IR 05000282;05000306/2010-007; 09/20/2010 - 10/08/2010; Prairie Island Nuclear Generating

Plant, Units 1 and 2; Routine Biennial Problem Identification and Resolution Inspection.

This inspection was performed by four NRC regional inspectors and the Prairie Island resident inspector. The NRCs program for overseeing the safe operation of commercial nuclear power reactors is described in NUREG-1649, Reactor Oversight Process, Revision 4, dated December 2006.

Problem Identification and Resolution On the basis of the information reviewed, the team concluded that the corrective action program (CAP) at Prairie Island was adequate. The inspectors noted improved performance from the last inspection, but sustained improvement was not yet demonstrated. In general, the licensee had a low threshold for identifying problems (issue reports called CAPs) and entering them in the CAP. Most items entered into the CAP were screened and prioritized in a timely manner using established criteria. Most issues, including operating experience, were properly evaluated, and corrective actions were generally implemented in a timely manner, commensurate with the safety significance.
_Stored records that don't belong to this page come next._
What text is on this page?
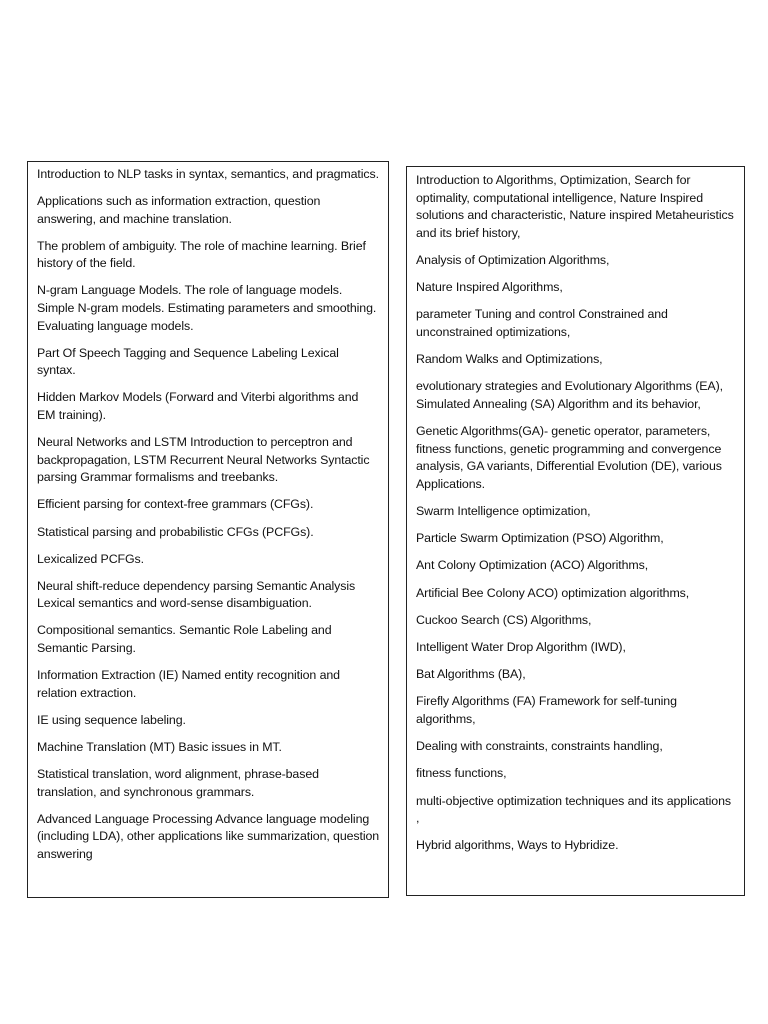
Introduction to NLP tasks in syntax, semantics, and pragmatics.

Applications such as information extraction, question answering, and machine translation.

The problem of ambiguity. The role of machine learning. Brief history of the field.

N-gram Language Models. The role of language models. Simple N-gram models. Estimating parameters and smoothing. Evaluating language models.

Part Of Speech Tagging and Sequence Labeling Lexical syntax.

Hidden Markov Models (Forward and Viterbi algorithms and EM training).

Neural Networks and LSTM Introduction to perceptron and backpropagation, LSTM Recurrent Neural Networks Syntactic parsing Grammar formalisms and treebanks.

Efficient parsing for context-free grammars (CFGs).

Statistical parsing and probabilistic CFGs (PCFGs).

Lexicalized PCFGs.

Neural shift-reduce dependency parsing Semantic Analysis Lexical semantics and word-sense disambiguation.

Compositional semantics. Semantic Role Labeling and Semantic Parsing.

Information Extraction (IE) Named entity recognition and relation extraction.

IE using sequence labeling.

Machine Translation (MT) Basic issues in MT.

Statistical translation, word alignment, phrase-based translation, and synchronous grammars.

Advanced Language Processing Advance language modeling (including LDA), other applications like summarization, question answering

Introduction to Algorithms, Optimization, Search for optimality, computational intelligence, Nature Inspired solutions and characteristic, Nature inspired Metaheuristics and its brief history,

Analysis of Optimization Algorithms,

Nature Inspired Algorithms,

parameter Tuning and control Constrained and unconstrained optimizations,

Random Walks and Optimizations,

evolutionary strategies and Evolutionary Algorithms (EA), Simulated Annealing (SA) Algorithm and its behavior,

Genetic Algorithms(GA)- genetic operator, parameters, fitness functions, genetic programming and convergence analysis, GA variants, Differential Evolution (DE), various Applications.

Swarm Intelligence optimization,

Particle Swarm Optimization (PSO) Algorithm,

Ant Colony Optimization (ACO) Algorithms,

Artificial Bee Colony ACO) optimization algorithms,

Cuckoo Search (CS) Algorithms,

Intelligent Water Drop Algorithm (IWD),

Bat Algorithms (BA),

Firefly Algorithms (FA) Framework for self-tuning algorithms,

Dealing with constraints, constraints handling,

fitness functions,

multi-objective optimization techniques and its applications ,

Hybrid algorithms, Ways to Hybridize.
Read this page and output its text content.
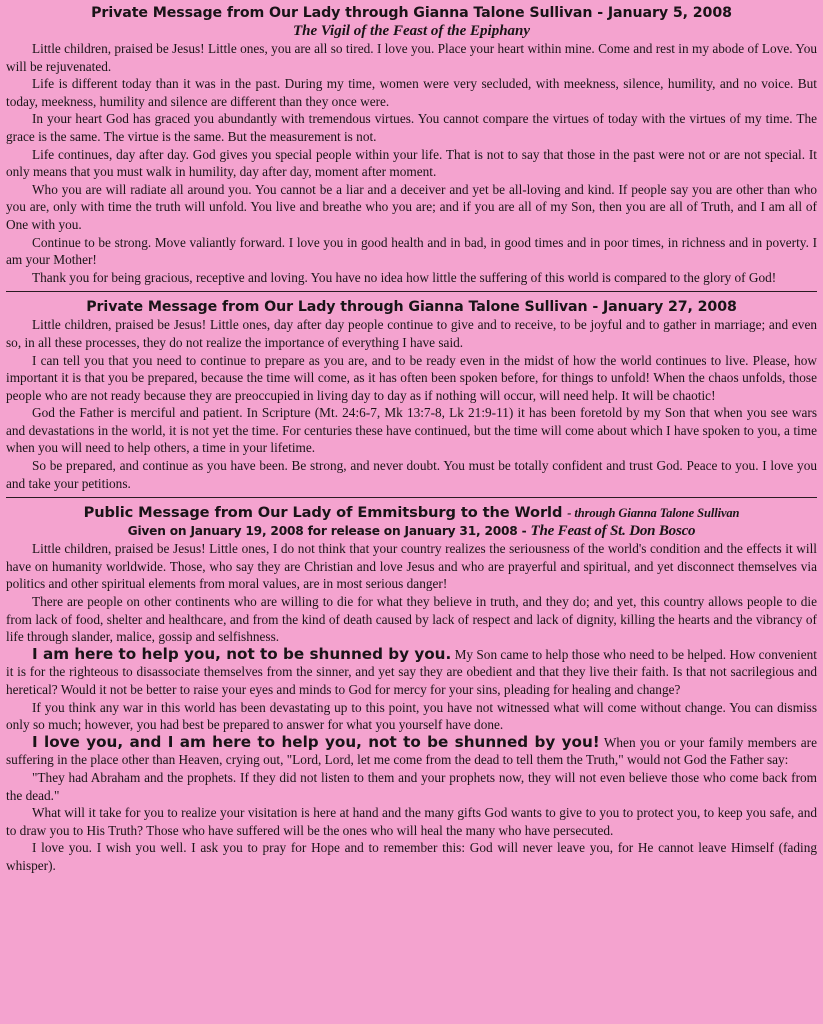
Private Message from Our Lady through Gianna Talone Sullivan - January 5, 2008
The Vigil of the Feast of the Epiphany

Little children, praised be Jesus! Little ones, you are all so tired. I love you. Place your heart within mine. Come and rest in my abode of Love. You will be rejuvenated.

Life is different today than it was in the past. During my time, women were very secluded, with meekness, silence, humility, and no voice. But today, meekness, humility and silence are different than they once were.

In your heart God has graced you abundantly with tremendous virtues. You cannot compare the virtues of today with the virtues of my time. The grace is the same. The virtue is the same. But the measurement is not.

Life continues, day after day. God gives you special people within your life. That is not to say that those in the past were not or are not special. It only means that you must walk in humility, day after day, moment after moment.

Who you are will radiate all around you. You cannot be a liar and a deceiver and yet be all-loving and kind. If people say you are other than who you are, only with time the truth will unfold. You live and breathe who you are; and if you are all of my Son, then you are all of Truth, and I am all of One with you.

Continue to be strong. Move valiantly forward. I love you in good health and in bad, in good times and in poor times, in richness and in poverty. I am your Mother!

Thank you for being gracious, receptive and loving. You have no idea how little the suffering of this world is compared to the glory of God!

Private Message from Our Lady through Gianna Talone Sullivan - January 27, 2008

Little children, praised be Jesus! Little ones, day after day people continue to give and to receive, to be joyful and to gather in marriage; and even so, in all these processes, they do not realize the importance of everything I have said.

I can tell you that you need to continue to prepare as you are, and to be ready even in the midst of how the world continues to live. Please, how important it is that you be prepared, because the time will come, as it has often been spoken before, for things to unfold! When the chaos unfolds, those people who are not ready because they are preoccupied in living day to day as if nothing will occur, will need help. It will be chaotic!

God the Father is merciful and patient. In Scripture (Mt. 24:6-7, Mk 13:7-8, Lk 21:9-11) it has been foretold by my Son that when you see wars and devastations in the world, it is not yet the time. For centuries these have continued, but the time will come about which I have spoken to you, a time when you will need to help others, a time in your lifetime.

So be prepared, and continue as you have been. Be strong, and never doubt. You must be totally confident and trust God. Peace to you. I love you and take your petitions.

Public Message from Our Lady of Emmitsburg to the World - through Gianna Talone Sullivan
Given on January 19, 2008 for release on January 31, 2008 - The Feast of St. Don Bosco

Little children, praised be Jesus! Little ones, I do not think that your country realizes the seriousness of the world's condition and the effects it will have on humanity worldwide. Those, who say they are Christian and love Jesus and who are prayerful and spiritual, and yet disconnect themselves via politics and other spiritual elements from moral values, are in most serious danger!

There are people on other continents who are willing to die for what they believe in truth, and they do; and yet, this country allows people to die from lack of food, shelter and healthcare, and from the kind of death caused by lack of respect and lack of dignity, killing the hearts and the vibrancy of life through slander, malice, gossip and selfishness.

I am here to help you, not to be shunned by you. My Son came to help those who need to be helped. How convenient it is for the righteous to disassociate themselves from the sinner, and yet say they are obedient and that they live their faith. Is that not sacrilegious and heretical? Would it not be better to raise your eyes and minds to God for mercy for your sins, pleading for healing and change?

If you think any war in this world has been devastating up to this point, you have not witnessed what will come without change. You can dismiss only so much; however, you had best be prepared to answer for what you yourself have done.

I love you, and I am here to help you, not to be shunned by you! When you or your family members are suffering in the place other than Heaven, crying out, "Lord, Lord, let me come from the dead to tell them the Truth," would not God the Father say:

"They had Abraham and the prophets. If they did not listen to them and your prophets now, they will not even believe those who come back from the dead."

What will it take for you to realize your visitation is here at hand and the many gifts God wants to give to you to protect you, to keep you safe, and to draw you to His Truth? Those who have suffered will be the ones who will heal the many who have persecuted.

I love you. I wish you well. I ask you to pray for Hope and to remember this: God will never leave you, for He cannot leave Himself (fading whisper).
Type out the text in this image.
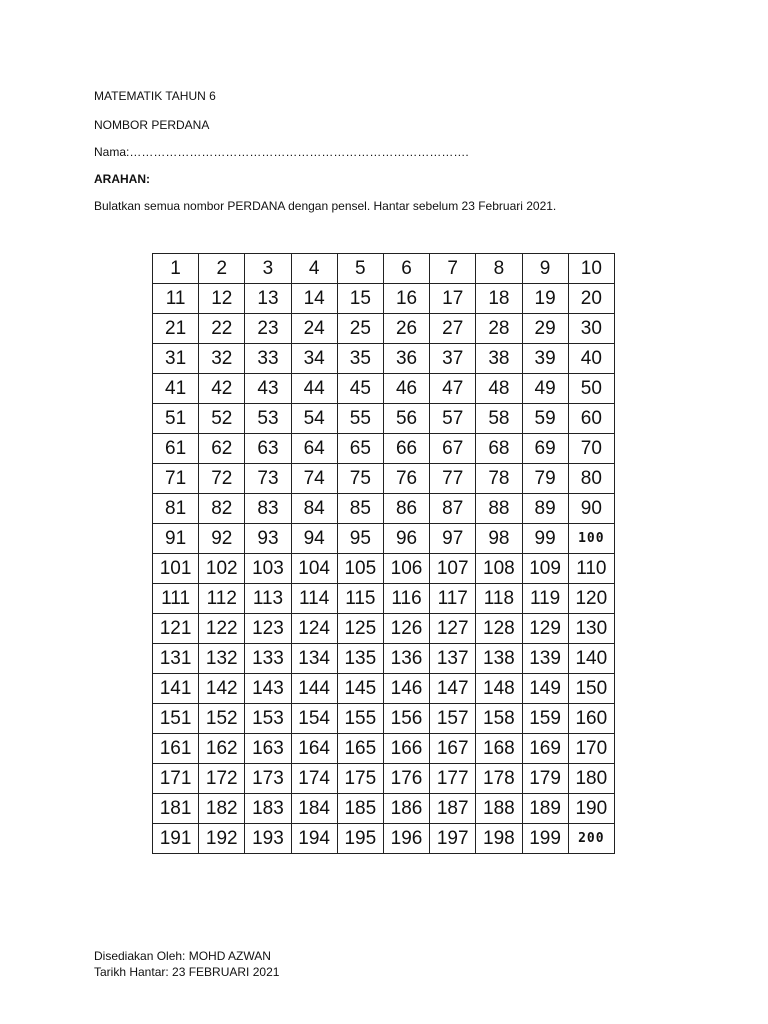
MATEMATIK TAHUN 6
NOMBOR PERDANA
Nama:………………………………………………………………………….
ARAHAN:
Bulatkan semua nombor PERDANA dengan pensel. Hantar sebelum 23 Februari 2021.
1	2	3	4	5	6	7	8	9	10
11	12	13	14	15	16	17	18	19	20
21	22	23	24	25	26	27	28	29	30
31	32	33	34	35	36	37	38	39	40
41	42	43	44	45	46	47	48	49	50
51	52	53	54	55	56	57	58	59	60
61	62	63	64	65	66	67	68	69	70
71	72	73	74	75	76	77	78	79	80
81	82	83	84	85	86	87	88	89	90
91	92	93	94	95	96	97	98	99	100
101	102	103	104	105	106	107	108	109	110
111	112	113	114	115	116	117	118	119	120
121	122	123	124	125	126	127	128	129	130
131	132	133	134	135	136	137	138	139	140
141	142	143	144	145	146	147	148	149	150
151	152	153	154	155	156	157	158	159	160
161	162	163	164	165	166	167	168	169	170
171	172	173	174	175	176	177	178	179	180
181	182	183	184	185	186	187	188	189	190
191	192	193	194	195	196	197	198	199	200
Disediakan Oleh: MOHD AZWAN
Tarikh Hantar: 23 FEBRUARI 2021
The backlog of corrective actions was reduced, but should be reduced further. Audits and self-assessments were determined to be performed at an appropriate level to identify deficiencies.

On the basis of interviews conducted during the inspection, and a review of the employee concerns program, workers at the site were willing to enter safety concerns into the CAP.

NRC-Identified

and Self-Revealed Findings No findings were identified.

Licensee-Identified Violations

No violations were identified.

REPORT DETAILS

OTHER ACTIVITIES

4OA2 Biennial Problem Identification and Resolution

The activities documented in Sections a. through d. constituted one biennial sample of problem identification and resolution as defined in IP 71152.

a.

Assessment of the Corrective Action Program Effectiveness Inspection Scope The inspectors reviewed the licensees Corrective Action Program (CAP) implementing procedures, interviewed personnel, and attended CAP meetings to assess the implementation of the CAP by site personnel.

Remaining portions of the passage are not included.